Include the raw audio in the MJPEG output.

[nageru] / nageru / mixer.cpp
diff --git a/nageru/mixer.cpp b/nageru/mixer.cpp

index c91857e62fbab09b3677fcebba41402235feabc6..5f38a673581ccbca276faf9a5d9992dafe06d2f5 100644 (file)
--- a/nageru/mixer.cpp
+++ b/nageru/mixer.cpp
@@ -785,6 +785,34 @@ void Mixer::bm_frame(unsigned card_index, uint16_t timecode,
  
         if (num_samples > 0) {
                 audio_mixer->add_audio(device, audio_frame.data + audio_offset, num_samples, audio_format, audio_frame.received_timestamp);
+
+               // Audio for the MJPEG stream. We don't resample; audio that's not in 48 kHz
+               // just gets dropped for now.
+               //
+               // Only bother doing MJPEG encoding if there are any connected clients
+               // that want the stream.
+               if (httpd.get_num_connected_multicam_clients() > 0) {
+                       vector<int32_t> converted_samples = convert_audio_to_fixed32(audio_frame.data + audio_offset, num_samples, audio_format, 2);
+                       lock_guard<mutex> lock(card_mutex);
+                       if (card->new_raw_audio.empty()) {
+                               card->new_raw_audio = move(converted_samples);
+                       } else {
+                               // For raw audio, we don't really synchronize audio and video;
+                               // we just put the audio in frame by frame, and if a video frame is
+                               // dropped, we still keep the audio, which means it will be added
+                               // to the beginning of the next frame. It would probably be better
+                               // to move the audio pts earlier to show this, but most players can
+                               // live with some jitter, and in a lot of ways, it's much nicer for
+                               // Futatabi to have all audio locked to a video frame.

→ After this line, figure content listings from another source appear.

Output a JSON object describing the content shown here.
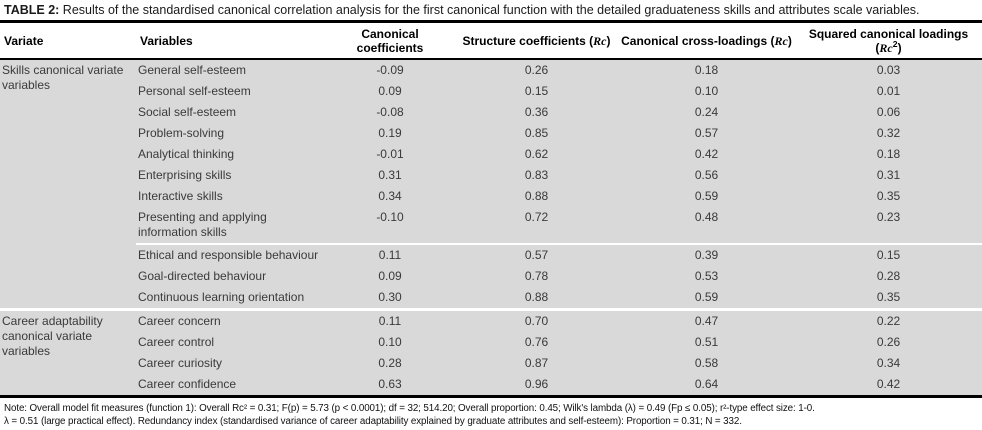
{
  "title": {
    "label": "TABLE 2:",
    "text": " Results of the standardised canonical correlation analysis for the first canonical function with the detailed graduateness skills and attributes scale variables."
  },
  "table": {
    "columns": [
      {
        "prefix": "Variate",
        "align": "left"
      },
      {
        "prefix": "Variables",
        "align": "left"
      },
      {
        "prefix": "Canonical coefficients",
        "align": "center"
      },
      {
        "prefix": "Structure coefficients (",
        "italic": "Rc",
        "suffix": ")",
        "align": "center"
      },
      {
        "prefix": "Canonical cross-loadings (",
        "italic": "Rc",
        "suffix": ")",
        "align": "center"
      },
      {
        "prefix": "Squared canonical loadings (",
        "italic": "Rc",
        "sup": "2",
        "suffix": ")",
        "align": "center"
      }
    ],
    "sections": [
      {
        "variate": "Skills canonical variate variables",
        "rows": [
          {
            "variable": "General self-esteem",
            "values": [
              "-0.09",
              "0.26",
              "0.18",
              "0.03"
            ]
          },
          {
            "variable": "Personal self-esteem",
            "values": [
              "0.09",
              "0.15",
              "0.10",
              "0.01"
            ]
          },
          {
            "variable": "Social self-esteem",
            "values": [
              "-0.08",
              "0.36",
              "0.24",
              "0.06"
            ]
          },
          {
            "variable": "Problem-solving",
            "values": [
              "0.19",
              "0.85",
              "0.57",
              "0.32"
            ]
          },
          {
            "variable": "Analytical thinking",
            "values": [
              "-0.01",
              "0.62",
              "0.42",
              "0.18"
            ]
          },
          {
            "variable": "Enterprising skills",
            "values": [
              "0.31",
              "0.83",
              "0.56",
              "0.31"
            ]
          },
          {
            "variable": "Interactive skills",
            "values": [
              "0.34",
              "0.88",
              "0.59",
              "0.35"
            ]
          },
          {
            "variable": "Presenting and applying information skills",
            "values": [
              "-0.10",
              "0.72",
              "0.48",
              "0.23"
            ]
          },
          {
            "variable": "Ethical and responsible behaviour",
            "values": [
              "0.11",
              "0.57",
              "0.39",
              "0.15"
            ]
          },
          {
            "variable": "Goal-directed behaviour",
            "values": [
              "0.09",
              "0.78",
              "0.53",
              "0.28"
            ]
          },
          {
            "variable": "Continuous learning orientation",
            "values": [
              "0.30",
              "0.88",
              "0.59",
              "0.35"
            ]
          }
        ]
      },
      {
        "variate": "Career adaptability canonical variate variables",
        "rows": [
          {
            "variable": "Career concern",
            "values": [
              "0.11",
              "0.70",
              "0.47",
              "0.22"
            ]
          },
          {
            "variable": "Career control",
            "values": [
              "0.10",
              "0.76",
              "0.51",
              "0.26"
            ]
          },
          {
            "variable": "Career curiosity",
            "values": [
              "0.28",
              "0.87",
              "0.58",
              "0.34"
            ]
          },
          {
            "variable": "Career confidence",
            "values": [
              "0.63",
              "0.96",
              "0.64",
              "0.42"
            ]
          }
        ]
      }
    ]
  },
  "note": {
    "line1": "Note: Overall model fit measures (function 1): Overall Rc² = 0.31; F(p) = 5.73 (p < 0.0001); df = 32; 514.20; Overall proportion: 0.45; Wilk's lambda (λ) = 0.49 (Fp ≤ 0.05); r²-type effect size: 1-0.",
    "line2": "λ = 0.51 (large practical effect). Redundancy index (standardised variance of career adaptability explained by graduate attributes and self-esteem): Proportion = 0.31; N = 332."
  },
  "colors": {
    "row_background": "#d9d9d9",
    "rule": "#000000",
    "body_text": "#3a3a3a"
  }
}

+                               card->new_raw_audio.insert(card->new_raw_audio.end(), converted_samples.begin(), converted_samples.end());
+
+                               // Truncate to one second, just to be sure we don't have infinite buildup in case of weirdness.
+                               if (card->new_raw_audio.size() > OUTPUT_FREQUENCY * 2) {
+                                       size_t excess_samples = card->new_raw_audio.size() - OUTPUT_FREQUENCY * 2;
+                                       card->new_raw_audio.erase(card->new_raw_audio.begin(), card->new_raw_audio.begin() + excess_samples);
+                               }
+                       }
+               }
         }
  
         // Done with the audio, so release it.

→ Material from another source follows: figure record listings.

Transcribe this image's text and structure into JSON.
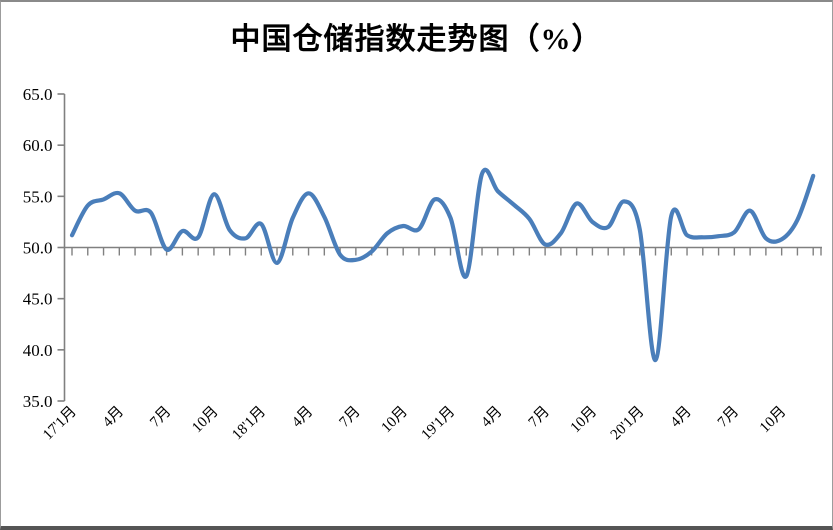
{
  "title": "中国仓储指数走势图（%）",
  "chart_data": {
    "type": "line",
    "title": "中国仓储指数走势图（%）",
    "categories": [
      "2017-01",
      "2017-02",
      "2017-03",
      "2017-04",
      "2017-05",
      "2017-06",
      "2017-07",
      "2017-08",
      "2017-09",
      "2017-10",
      "2017-11",
      "2017-12",
      "2018-01",
      "2018-02",
      "2018-03",
      "2018-04",
      "2018-05",
      "2018-06",
      "2018-07",
      "2018-08",
      "2018-09",
      "2018-10",
      "2018-11",
      "2018-12",
      "2019-01",
      "2019-02",
      "2019-03",
      "2019-04",
      "2019-05",
      "2019-06",
      "2019-07",
      "2019-08",
      "2019-09",
      "2019-10",
      "2019-11",
      "2019-12",
      "2020-01",
      "2020-02",
      "2020-03",
      "2020-04",
      "2020-05",
      "2020-06",
      "2020-07",
      "2020-08",
      "2020-09",
      "2020-10",
      "2020-11",
      "2020-12"
    ],
    "values": [
      51.2,
      54.1,
      54.7,
      55.3,
      53.6,
      53.4,
      49.8,
      51.6,
      51.0,
      55.2,
      51.7,
      50.9,
      52.3,
      48.5,
      52.9,
      55.3,
      53.0,
      49.3,
      48.8,
      49.6,
      51.4,
      52.1,
      51.8,
      54.7,
      52.9,
      47.2,
      57.2,
      55.5,
      54.2,
      52.8,
      50.3,
      51.4,
      54.3,
      52.5,
      52.0,
      54.5,
      51.8,
      39.0,
      53.1,
      51.2,
      51.0,
      51.1,
      51.5,
      53.6,
      50.9,
      50.8,
      52.7,
      57.0
    ],
    "x_tick_labels": [
      "17'1月",
      "4月",
      "7月",
      "10月",
      "18'1月",
      "4月",
      "7月",
      "10月",
      "19'1月",
      "4月",
      "7月",
      "10月",
      "20'1月",
      "4月",
      "7月",
      "10月"
    ],
    "x_tick_every": 3,
    "y_tick_labels": [
      "65.0",
      "60.0",
      "55.0",
      "50.0",
      "45.0",
      "40.0",
      "35.0"
    ],
    "ylim": [
      35,
      65
    ],
    "y_tick_step": 5,
    "axis_cross_value": 50,
    "grid": false,
    "legend_position": "none",
    "smooth": true,
    "line_color": "#4A7EBA",
    "axis_color": "#808080",
    "label_color": "#000000"
  }
}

@@ -1038,7 +1066,8 @@ void Mixer::thread_func()
                         assert(master_card_index < num_cards + num_video_inputs);
                 }
  
-               OutputFrameInfo output_frame_info = get_one_frame_from_each_card(master_card_index, master_card_is_output, new_frames, has_new_frame);
+               vector<int32_t> raw_audio[MAX_VIDEO_CARDS];  // For MJPEG encoding.
+               OutputFrameInfo output_frame_info = get_one_frame_from_each_card(master_card_index, master_card_is_output, new_frames, has_new_frame, raw_audio);
                 schedule_audio_resampling_tasks(output_frame_info.dropped_frames, output_frame_info.num_samples, output_frame_info.frame_duration, output_frame_info.is_preroll, output_frame_info.frame_timestamp);
                 stats_dropped_frames += output_frame_info.dropped_frames;
  
@@ -1084,7 +1113,7 @@ void Mixer::thread_func()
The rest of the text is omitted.